Há alguns meses atrás, quando eu estava nos Estados Unidos, tive a oportunidade de ler, na Barnes and Noble, a biografia política de Sérgio Vieira de Melo recentemente lançado por Samantha Power. Os relatos detalhados demonstram a profundidade da pesquisa elaborada pela jornalista irlandesa e o seu afinco em produzir uma obra singular sobre um homem tão especial e poderoso.

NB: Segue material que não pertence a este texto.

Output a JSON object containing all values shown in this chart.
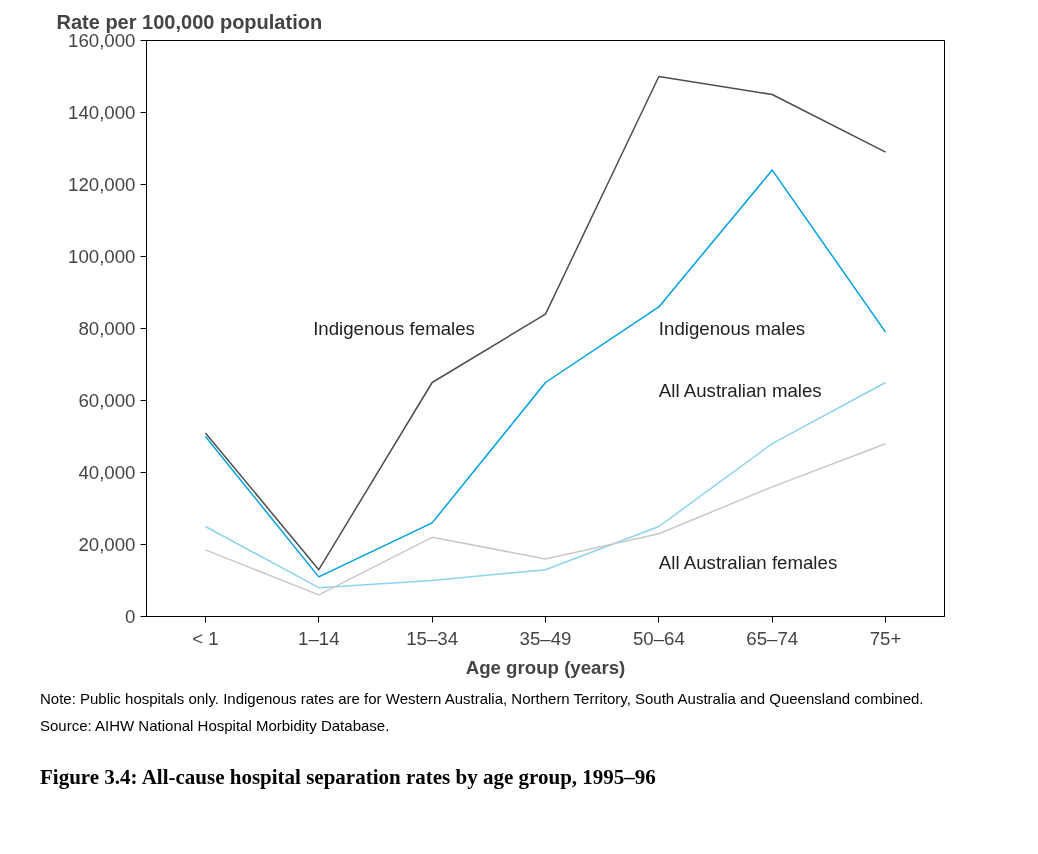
{
  "chart_data": {
    "type": "line",
    "title": "Figure 3.4: All-cause hospital separation rates by age group, 1995–96",
    "xlabel": "Age group (years)",
    "ylabel": "Rate per 100,000 population",
    "categories": [
      "< 1",
      "1–14",
      "15–34",
      "35–49",
      "50–64",
      "65–74",
      "75+"
    ],
    "series": [
      {
        "name": "Indigenous females",
        "color": "#4d4d4d",
        "values": [
          51000,
          13000,
          65000,
          84000,
          150000,
          145000,
          129000
        ]
      },
      {
        "name": "Indigenous males",
        "color": "#00a0e3",
        "values": [
          50000,
          11000,
          26000,
          65000,
          86000,
          124000,
          79000
        ]
      },
      {
        "name": "All Australian males",
        "color": "#8dd3f0",
        "values": [
          25000,
          8000,
          10000,
          13000,
          25000,
          48000,
          65000
        ]
      },
      {
        "name": "All Australian females",
        "color": "#c8c8c8",
        "values": [
          18500,
          6000,
          22000,
          16000,
          23000,
          36000,
          48000
        ]
      }
    ],
    "ylim": [
      0,
      160000
    ],
    "yticks": [
      {
        "value": 0,
        "label": "0"
      },
      {
        "value": 20000,
        "label": "20,000"
      },
      {
        "value": 40000,
        "label": "40,000"
      },
      {
        "value": 60000,
        "label": "60,000"
      },
      {
        "value": 80000,
        "label": "80,000"
      },
      {
        "value": 100000,
        "label": "100,000"
      },
      {
        "value": 120000,
        "label": "120,000"
      },
      {
        "value": 140000,
        "label": "140,000"
      },
      {
        "value": 160000,
        "label": "160,000"
      }
    ],
    "grid": false,
    "marker": "none",
    "line_style": "solid",
    "annotations": [
      "Note: Public hospitals only. Indigenous rates are for Western Australia, Northern Territory, South Australia and Queensland combined.",
      "Source: AIHW National Hospital Morbidity Database."
    ]
  }
}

A narrativa percorre desde as suas atividades estudantis na Sorbonne, onde o jovem Sérgio estudou filosofia, no conturbado final da década de 60, sua participação no Maio de 68 e sua posterior entrada na ACNUR (Alto Comissariado das Nações Unidas para Refugiados), por influência de seu pai, o diplomata Arnaldo Vieira de Melo.

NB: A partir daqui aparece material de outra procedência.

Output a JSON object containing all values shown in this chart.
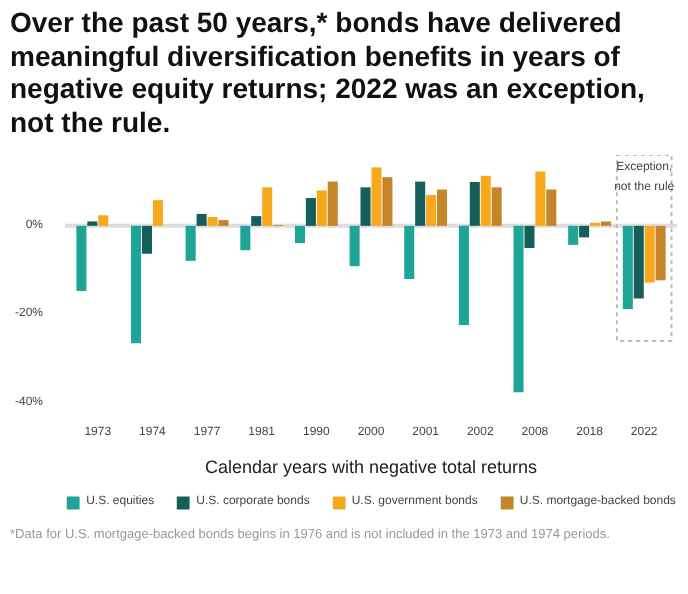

A natureza multinacional de Sérgio nasce da sua própria condição de filho de diplomata. Ainda criança, foi obrigado a residir em diversos países, ficando sempre muito pouco tempo em contato com o Brasil. Revoltou-se quando seu pai foi aposentado compulsóriamente por divergir do governo militar  instalado em 1964. Ao entrar na ACNUR, como o mais jovem da história da organização, trabalhou em Bangladesh com o que costumava chamar jocosamente de ”delivery groceries”, entrega de doces, aos famintos das áreas de guerras. Já naquele momento, o jovem Sérgio demonstrava suas ganas por influenciar mais poderosamente o ambiente político em que estava inserido.

Sérgio Vieira de Melo viveu toda a sua vida trabalhando pelos Refugiados e pelos Direitos Humanos no seio das Nações Unidas. Teve que lidar com genocídas, extremístas e corruptos em áreas de conflito político, como Sudão, Chipre, Moçambique, Perú, Camboja, Somália, Bósnia, Timor Leste e finalmente Iraque. Finalmente no Iraque, em 2003, pôs-se termo à vida de um homem que se tornou um brasileiro por uma escolha racional, um homem cuja identidade multinacional colocava culturas, línguas e raças em pé de igualdade e, numa situação de inferioridade em relação à condição meramente humana dos povos.

A leitura do livro de Samantha Power é essencial não só para os estudiosos das relações internacionais ou para os admiradores de Sérgio Vieira de Melo, mas para todos que pretendem conhecer um exemplo de liderança apaixonada e perfeccionista, que pensa enquanto fala e aprende enquanto vive.